1. Core Concept & Directions
Data Lineage is the documentation of the data lifecycle, including where it originated, where it went, and what transformations were applied to it at each hop. It is the "who, what, when, and how" for every dataset.
Forward Lineage
Tracks data flow from **source to consumers**. Used for **impact analysis**.
*If I change column A in the staging table, which downstream dashboards will break?*
Reverse Lineage (or Backward)
Tracks data flow from **consumers back to the source**. Used for **auditing and root cause analysis**.
*This final report has an incorrect total. Where in the Bronze or Silver layers did the bad data originate?*
2. Unity Catalog (Databricks)
Unity Catalog is the centralized governance layer for the Databricks Lakehouse. Crucially, it automatically captures lineage for operations performed across different compute engines.
Unity Catalog's Role
- **Automatic Capture:** Lineage is captured automatically for any table-to-table operation executed via Databricks (e.g., Spark, DLT, SQL queries).
- **Granularity:** Tracks lineage at the **column level** (e.g.,
Silver.sale_amountcomes fromBronze.tx_value). - **Central Metadata:** Stores all lineage information alongside access permissions and audit logs in a single metastore.
- **Access:** This metadata is exposed via the Unity Catalog UI and REST APIs for external consumption.
3. Open Lineage (Interoperability)
Open Lineage is an open standard designed to enable data tools and platforms to exchange lineage metadata consistently.
Key Features
- **Standardized Format:** Defines a universal format (JSON) for capturing lineage events, including the input and output datasets and the transformation run.
- **Interoperability:** Allows lineage gathered by different tools (e.g., Airflow, Spark, Flink) to be integrated and viewed cohesively in a single metadata catalog.
- **Extensibility:** Uses "facets" (metadata properties) to add custom information about the data quality or job environment.

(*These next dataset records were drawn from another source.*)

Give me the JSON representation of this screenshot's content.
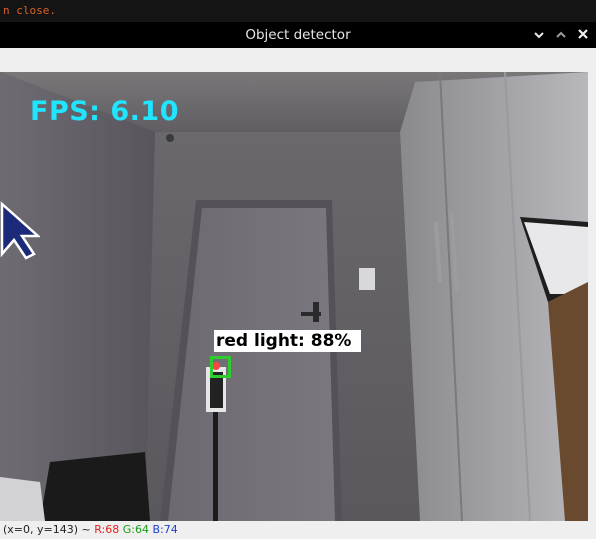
{
  "terminal": {
    "text": "n close."
  },
  "window": {
    "title": "Object detector",
    "buttons": {
      "minimize": "ˇ",
      "maximize": "^",
      "close": "✕"
    }
  },
  "overlay": {
    "fps_text": "FPS: 6.10",
    "detection_label": "red light: 88%",
    "detection_box_color": "#2ecc2e",
    "fps_color": "#1fe5ff"
  },
  "status": {
    "coords": "(x=0, y=143) ~ ",
    "r": "R:68",
    "g": "G:64",
    "b": "B:74",
    "r_color": "#e02020",
    "g_color": "#1a9a1a",
    "b_color": "#2040d0"
  }
}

4. Lineage for Data Trust (Monte Carlo)
Lineage is an indispensable component of **Data Observability**, providing the context needed for anomaly detection and rapid incident response.
Anomaly Detection
Tools like **Monte Carlo** use machine learning to detect unexpected changes in data (e.g., a column suddenly goes 50% NULL).
When an anomaly is found in a final report, the lineage graph is instantly queried to find the upstream source that caused the issue, providing immediate root cause analysis.

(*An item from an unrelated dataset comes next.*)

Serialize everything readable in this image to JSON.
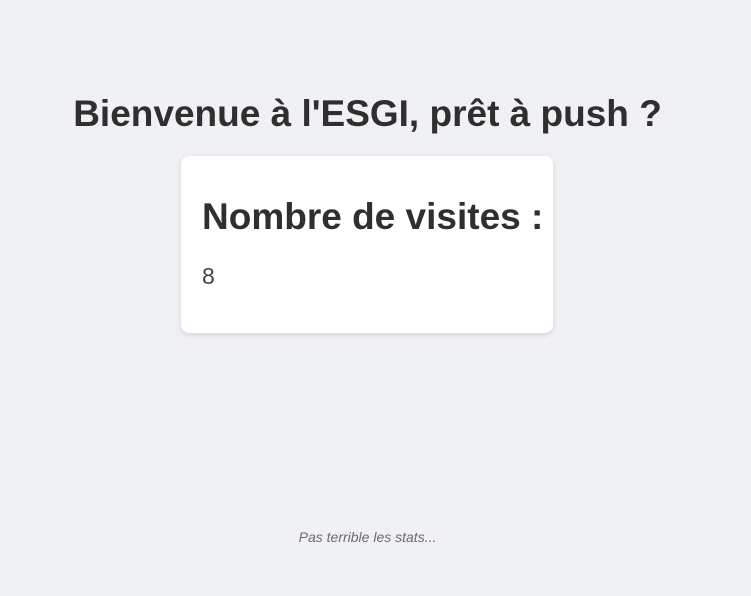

Impact Analysis & Incident Response
When data is deemed faulty, lineage helps Data Engineers quickly identify:
- **Who to Alert:** Which downstream consumers (users, dashboards, models) are impacted.
- **What to Re-run:** Which upstream jobs need to be fixed and re-executed to correct the data (Reverse Lineage).
Lineage transforms your data pipelines from black boxes into traceable, auditable systems.